According to Doc Giffin, who’s been managing Palmer’s affairs since 1966, his boss never got over those losses at the 1961 Masters or the 1966 U.S. Open. Still, even behind closed doors, disappointment never morphed into bitterness.
“He bounced back quick,” Giffin said. “He was a strong man. He didn’t let things get him down. Things could make him angry, but they didn’t depress him.”
Maybe Palmer seethed only on the inside, as golf etiquette demands. Maybe Palmer, who lived surrounded by family and friends, enjoyed too much support to fall into deep despair. Or maybe Palmer, who once lost his best friend in a car accident, was well-attuned to the difference between on-course disaster and real-life tragedy.

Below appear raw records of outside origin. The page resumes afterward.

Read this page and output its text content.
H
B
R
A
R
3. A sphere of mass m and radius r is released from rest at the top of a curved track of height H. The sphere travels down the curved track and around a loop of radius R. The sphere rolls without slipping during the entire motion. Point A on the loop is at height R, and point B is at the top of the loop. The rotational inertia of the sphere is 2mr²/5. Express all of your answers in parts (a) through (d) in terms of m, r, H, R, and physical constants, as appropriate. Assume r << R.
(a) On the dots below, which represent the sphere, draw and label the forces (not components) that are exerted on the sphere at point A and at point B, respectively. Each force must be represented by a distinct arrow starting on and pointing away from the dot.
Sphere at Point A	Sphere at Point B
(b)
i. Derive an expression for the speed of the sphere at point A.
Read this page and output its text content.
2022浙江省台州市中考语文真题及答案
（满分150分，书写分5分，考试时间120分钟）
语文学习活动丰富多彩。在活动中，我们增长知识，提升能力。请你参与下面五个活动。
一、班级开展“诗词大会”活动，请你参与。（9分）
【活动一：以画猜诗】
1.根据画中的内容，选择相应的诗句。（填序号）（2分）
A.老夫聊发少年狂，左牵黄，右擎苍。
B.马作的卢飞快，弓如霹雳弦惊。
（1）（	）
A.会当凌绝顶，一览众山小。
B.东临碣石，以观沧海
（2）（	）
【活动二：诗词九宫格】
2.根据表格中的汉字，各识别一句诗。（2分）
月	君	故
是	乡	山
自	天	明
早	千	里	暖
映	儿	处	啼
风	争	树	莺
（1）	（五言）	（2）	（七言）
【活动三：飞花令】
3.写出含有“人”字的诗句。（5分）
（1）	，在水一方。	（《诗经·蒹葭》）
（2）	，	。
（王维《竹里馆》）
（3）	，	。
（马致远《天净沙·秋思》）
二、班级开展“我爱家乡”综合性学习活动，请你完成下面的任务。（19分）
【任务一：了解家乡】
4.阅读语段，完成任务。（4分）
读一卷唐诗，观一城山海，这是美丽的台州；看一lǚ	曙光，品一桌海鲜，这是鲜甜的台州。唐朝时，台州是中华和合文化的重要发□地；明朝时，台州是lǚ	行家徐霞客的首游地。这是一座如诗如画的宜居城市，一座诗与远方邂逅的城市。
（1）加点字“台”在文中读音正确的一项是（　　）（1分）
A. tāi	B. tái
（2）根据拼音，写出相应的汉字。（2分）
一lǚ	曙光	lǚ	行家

Or maybe Palmer the man had retained something of the boy in him. Once, while playing in an amateur tournament, young Arnie found his tee shot deep in the woods. Rather than pitching back to the safety of the fairway, he decided to attack the green—right through the trees. “For the first time, there was a little gallery following me, and I remember how enthusiastically they cheered that shot,” Palmer wrote. “Their response genuinely surprised me. They loved it…and so did I…I had it within my grasp to please people I didn’t even know with my golfing skills! What a thrill!”
The rewards, for him and for us, would be well worth the risks.